Really tasty sausages
The food was delicious. As mentioned already, sausages seemed to be the favoured food to put on the BBQ. And they really know how to do sausages here… The sausages are packed with flavour! We picked out some very typical Spanish sausages including longaniza (probably the closest to one of our typical pork sausages), chorizo and botifarra, which is a blood sausage. They were cooked on the BBQ and served with bread, which had also toasted on the BBQ. It’s amazing how something so simple could be so delicious.
If you’re interested in learning more about Spanish sausages, meatandsausages.com has a good post on them.
Fire and demons
Fire (hence the bonfire and BBQ!) and demons are a key theme to Sant Antoni celebrations.

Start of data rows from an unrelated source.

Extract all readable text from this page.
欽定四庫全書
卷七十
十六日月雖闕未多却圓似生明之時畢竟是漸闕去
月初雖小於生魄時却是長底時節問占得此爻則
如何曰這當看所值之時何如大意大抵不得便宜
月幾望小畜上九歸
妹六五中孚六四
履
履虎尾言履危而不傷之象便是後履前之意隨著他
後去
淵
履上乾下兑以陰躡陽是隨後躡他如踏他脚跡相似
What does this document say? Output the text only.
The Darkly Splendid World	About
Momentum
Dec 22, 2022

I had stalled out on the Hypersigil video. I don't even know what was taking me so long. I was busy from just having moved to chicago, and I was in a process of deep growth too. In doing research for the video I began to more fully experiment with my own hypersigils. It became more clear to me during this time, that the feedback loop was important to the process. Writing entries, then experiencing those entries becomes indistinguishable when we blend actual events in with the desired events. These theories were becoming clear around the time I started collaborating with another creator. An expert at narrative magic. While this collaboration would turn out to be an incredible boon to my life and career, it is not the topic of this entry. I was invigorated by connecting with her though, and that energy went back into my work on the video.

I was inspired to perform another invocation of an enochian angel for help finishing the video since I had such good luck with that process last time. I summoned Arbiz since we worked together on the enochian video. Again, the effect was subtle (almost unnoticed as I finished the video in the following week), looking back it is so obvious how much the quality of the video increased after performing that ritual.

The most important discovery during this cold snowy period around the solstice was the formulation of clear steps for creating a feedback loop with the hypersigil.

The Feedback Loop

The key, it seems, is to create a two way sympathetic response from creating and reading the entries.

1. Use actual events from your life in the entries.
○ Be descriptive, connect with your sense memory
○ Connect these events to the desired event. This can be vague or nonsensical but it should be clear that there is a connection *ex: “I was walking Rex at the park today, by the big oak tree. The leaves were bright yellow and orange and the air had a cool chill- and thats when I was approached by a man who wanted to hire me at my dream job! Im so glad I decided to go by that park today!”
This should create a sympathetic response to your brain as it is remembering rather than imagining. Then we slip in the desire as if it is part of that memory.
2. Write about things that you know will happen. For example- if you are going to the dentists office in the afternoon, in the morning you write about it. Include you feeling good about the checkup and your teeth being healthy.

The demons represent devils that tempted Sant Antoni. And at bigger Sant Antoni celebrations, you’ll find people dressed as devils running through the streets with giant sparklers! There were several kids running around the square dressed up as demons at the BBQ I went to. They didn’t look too menacing, however…
Where to find Sant Sebastia and Sant Antoni celebrations in Mallorca
The biggest celebrations take place in Sa Pobla, Manacor, Arta, Pollença, Son Servera and Muro. If you’re spending some of January in Mallorca, it’s worth stopping by at the Tourist Information office to check for details of any festivities planned.
January in Mallorca
The winter in Mallorca might not see temperatures reach the highs you get during the island’s long summer but it never gets very cold. Temperatures generally reach the mid-teens in January. And whilst it’s not perfect beach weather, the winter is a great time to explore a quieter island. It’s a particularly good time to spend in the capital, enjoying the food and culture as well as other historic towns often neglected for the island’s beaches.